NNN REIT CEO Stephen A. Horn Jr. sold 33,192 shares on Mar 9, 2026 at $44.98 for $1,492,976 and now directly owns 822,711 shares; the stock trades near its 52-week high ($45.45 vs $46.03). NNN reported Q4 2025 EPS of $0.51 vs $0.4876 consensus (+4.59% surprise) and revenue $237.54M vs $231.43M (+2.64% surprise); the REIT yields 5.28% and has raised dividends for 36 consecutive years. Stifel raised National Retail Properties' price target to $48.50 from $48.00 (Buy) and expects most of five furniture asset sales to close before quarter-end.

Analysis

NNN sits at the intersection of low-yield buyers (insurers/private credit) chasing long-duration retail leases and public-market investors who mark assets to traded cap rates. If real yields back up by ~50bp over the next 3–9 months, expect mid-single-digit NAV compression for single-tenant net-lease portfolios because their valuations are extremely sensitive to small moves in discount rates and weak lease reversion dynamics. Recent peer asset dispositions increase short-term supply of single-tenant retail product into the private market, which can depress transaction pricing and create a temporary spread between private cap rates and public REIT trading multiples.
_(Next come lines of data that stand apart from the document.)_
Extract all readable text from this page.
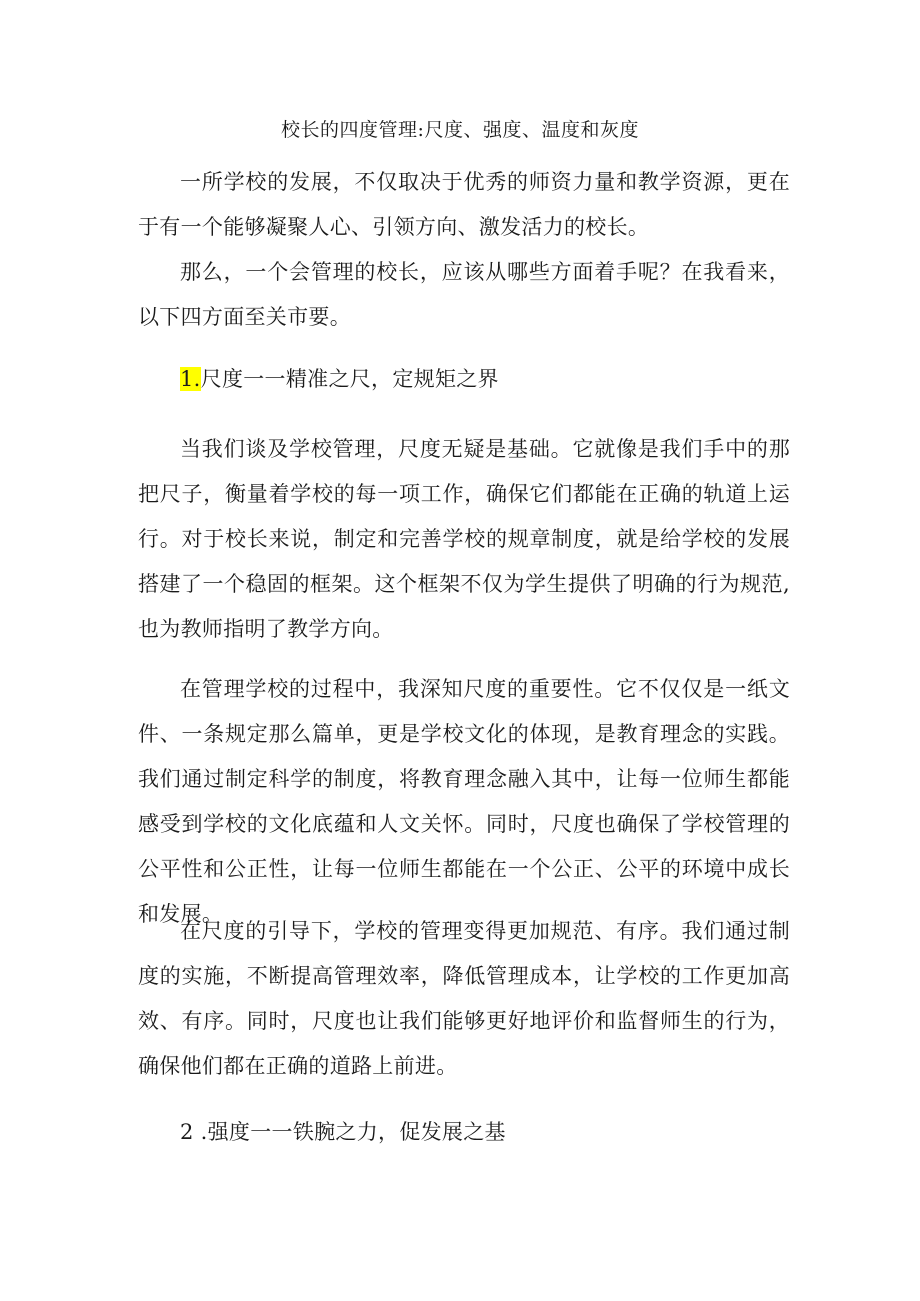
校长的四度管理:尺度、强度、温度和灰度

一所学校的发展，不仅取决于优秀的师资力量和教学资源，更在于有一个能够凝聚人心、引领方向、激发活力的校长。

那么，一个会管理的校长，应该从哪些方面着手呢？在我看来，以下四方面至关市要。

1.尺度一一精准之尺，定规矩之界

当我们谈及学校管理，尺度无疑是基础。它就像是我们手中的那把尺子，衡量着学校的每一项工作，确保它们都能在正确的轨道上运行。对于校长来说，制定和完善学校的规章制度，就是给学校的发展搭建了一个稳固的框架。这个框架不仅为学生提供了明确的行为规范,也为教师指明了教学方向。

在管理学校的过程中，我深知尺度的重要性。它不仅仅是一纸文件、一条规定那么篇单，更是学校文化的体现，是教育理念的实践。我们通过制定科学的制度，将教育理念融入其中，让每一位师生都能感受到学校的文化底蕴和人文关怀。同时，尺度也确保了学校管理的公平性和公正性，让每一位师生都能在一个公正、公平的环境中成长和发展。

在尺度的引导下，学校的管理变得更加规范、有序。我们通过制度的实施，不断提高管理效率，降低管理成本，让学校的工作更加高效、有序。同时，尺度也让我们能够更好地评价和监督师生的行为，确保他们都在正确的道路上前进。

2 .强度一一铁腕之力，促发展之基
That spread is exploitable: buyers with dry powder will buy assets at a discount while listed holders (NNN) face mark-to-market pressure and potential special-item volatility around sale closings. Key catalysts to watch in the coming weeks are quarter-end asset sale close notices, any management commentary on capital allocation (buybacks vs. dividend), and Fed signals on real yields. Tail risks include an acceleration of retailer bankruptcies in discretionary categories or a rapid 100–150bp uplift in real yields — either would materially reprice triple-net REITs over 3–12 months. The consensus that NNN is “overvalued” is directionally plausible but not unanimous: long lease escalators and creditworthy tenants provide an income cushion that caps downside frequency but not magnitude. That makes asymmetric option-based hedges or relative-value pairs (trade dispersion vs. diversified income REITs) a cleaner execution than an outright long or short equity position for the next 3–12 months.